An Experimental and Computational Assessment of Acid-Catalyzed Azide-Nitrile Cycloadditions
journal contributionposted on 07.12.2012, 00:00 by David Cantillo, Bernhard Gutmann, C. Oliver Kappe
The mechanism of the azide–nitrile cycloaddition mediated by different Brønsted and Lewis acids has been addressed through DFT calculations. In all cases activation of the nitrile substrate by the Brønsted or Lewis acid catalyst was found to be responsible for the rate enhancement. According to DFT calculations the cycloaddition proceeds in a stepwise fashion involving the initial formation of an open-chain imidoyl azide intermediate.
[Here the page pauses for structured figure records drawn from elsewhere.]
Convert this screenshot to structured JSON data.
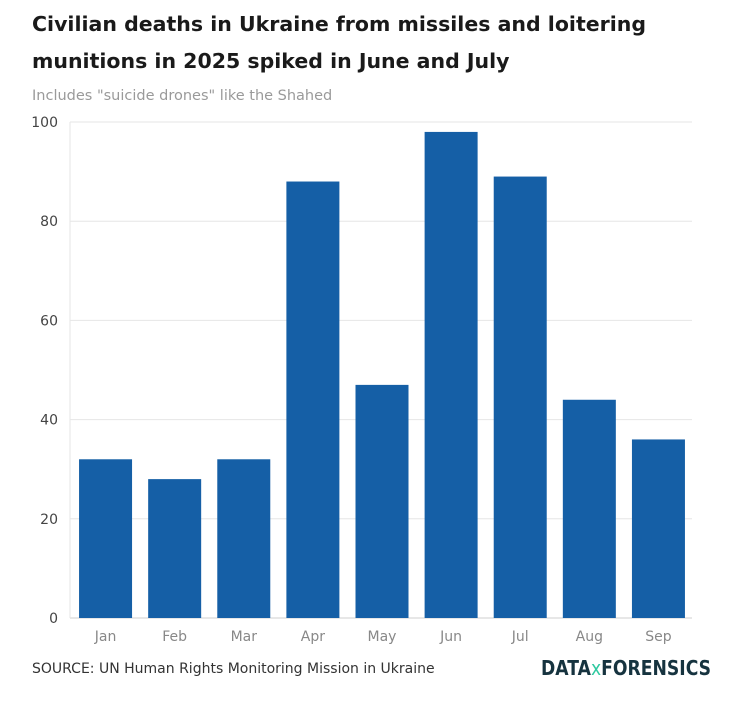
{
  "chart_data": {
    "type": "bar",
    "title": "Civilian deaths in Ukraine from missiles and loitering munitions in 2025 spiked in June and July",
    "subtitle": "Includes \"suicide drones\" like the Shahed",
    "categories": [
      "Jan",
      "Feb",
      "Mar",
      "Apr",
      "May",
      "Jun",
      "Jul",
      "Aug",
      "Sep"
    ],
    "values": [
      32,
      28,
      32,
      88,
      47,
      98,
      89,
      44,
      36
    ],
    "ylim": [
      0,
      100
    ],
    "yticks": [
      0,
      20,
      40,
      60,
      80,
      100
    ],
    "xlabel": "",
    "ylabel": "",
    "grid": true,
    "bar_color": "#155fa6"
  },
  "source": "SOURCE: UN Human Rights Monitoring Mission in Ukraine",
  "logo": {
    "left": "DATA",
    "mid": "x",
    "right": "FORENSICS"
  }
}
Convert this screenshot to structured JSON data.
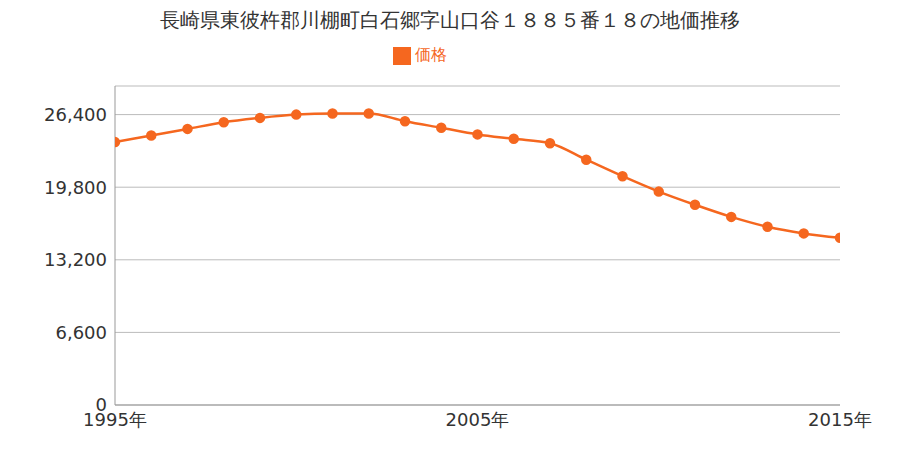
{
  "chart_data": {
    "type": "line",
    "title": "長崎県東彼杵郡川棚町白石郷字山口谷１８８５番１８の地価推移",
    "x": [
      1995,
      1996,
      1997,
      1998,
      1999,
      2000,
      2001,
      2002,
      2003,
      2004,
      2005,
      2006,
      2007,
      2008,
      2009,
      2010,
      2011,
      2012,
      2013,
      2014,
      2015
    ],
    "series": [
      {
        "name": "価格",
        "color": "#f5671f",
        "marker": "circle",
        "values": [
          23900,
          24500,
          25100,
          25700,
          26100,
          26400,
          26500,
          26500,
          25800,
          25200,
          24600,
          24200,
          23800,
          22300,
          20800,
          19400,
          18200,
          17100,
          16200,
          15600,
          15200
        ]
      }
    ],
    "xlim": [
      1995,
      2015
    ],
    "xticks": [
      {
        "value": 1995,
        "label": "1995年"
      },
      {
        "value": 2005,
        "label": "2005年"
      },
      {
        "value": 2015,
        "label": "2015年"
      }
    ],
    "ylim": [
      0,
      29000
    ],
    "yticks": [
      0,
      {
        "value": 6600,
        "label": "6,600"
      },
      {
        "value": 13200,
        "label": "13,200"
      },
      {
        "value": 19800,
        "label": "19,800"
      },
      {
        "value": 26400,
        "label": "26,400"
      }
    ],
    "grid": true,
    "legend": "top"
  }
}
Kinetic experiments performed using N-methyl-2-pyrrolidone as solvent and sodium azide as azide source demonstrate that all evaluated Brønsted acids have the same efficiency toward cycloaddition with benzonitrile, suggesting that hydrazoic acid is the actual dominant catalytic species in these tetrazole syntheses. Lewis acids such as Zn or Al salts perform in a similar manner, activating the nitrile moiety and leading to an open-chain intermediate that subsequently cyclizes to produce the tetrazole nucleus. The most efficient catalyst evaluated was 5-azido-1-methyl-3,4-dihydro-2H-pyrrolium azide, which can readily be generated in situ from aluminum chloride, sodium azide in N-methyl-2-pyrrolidone. The efficiency of this catalyst has been examined by preparation of a series of 5-substituted-1H-tetrazoles. The desired tetrazole structures were obtained in high yields within 3–10 min employing controlled microwave heating.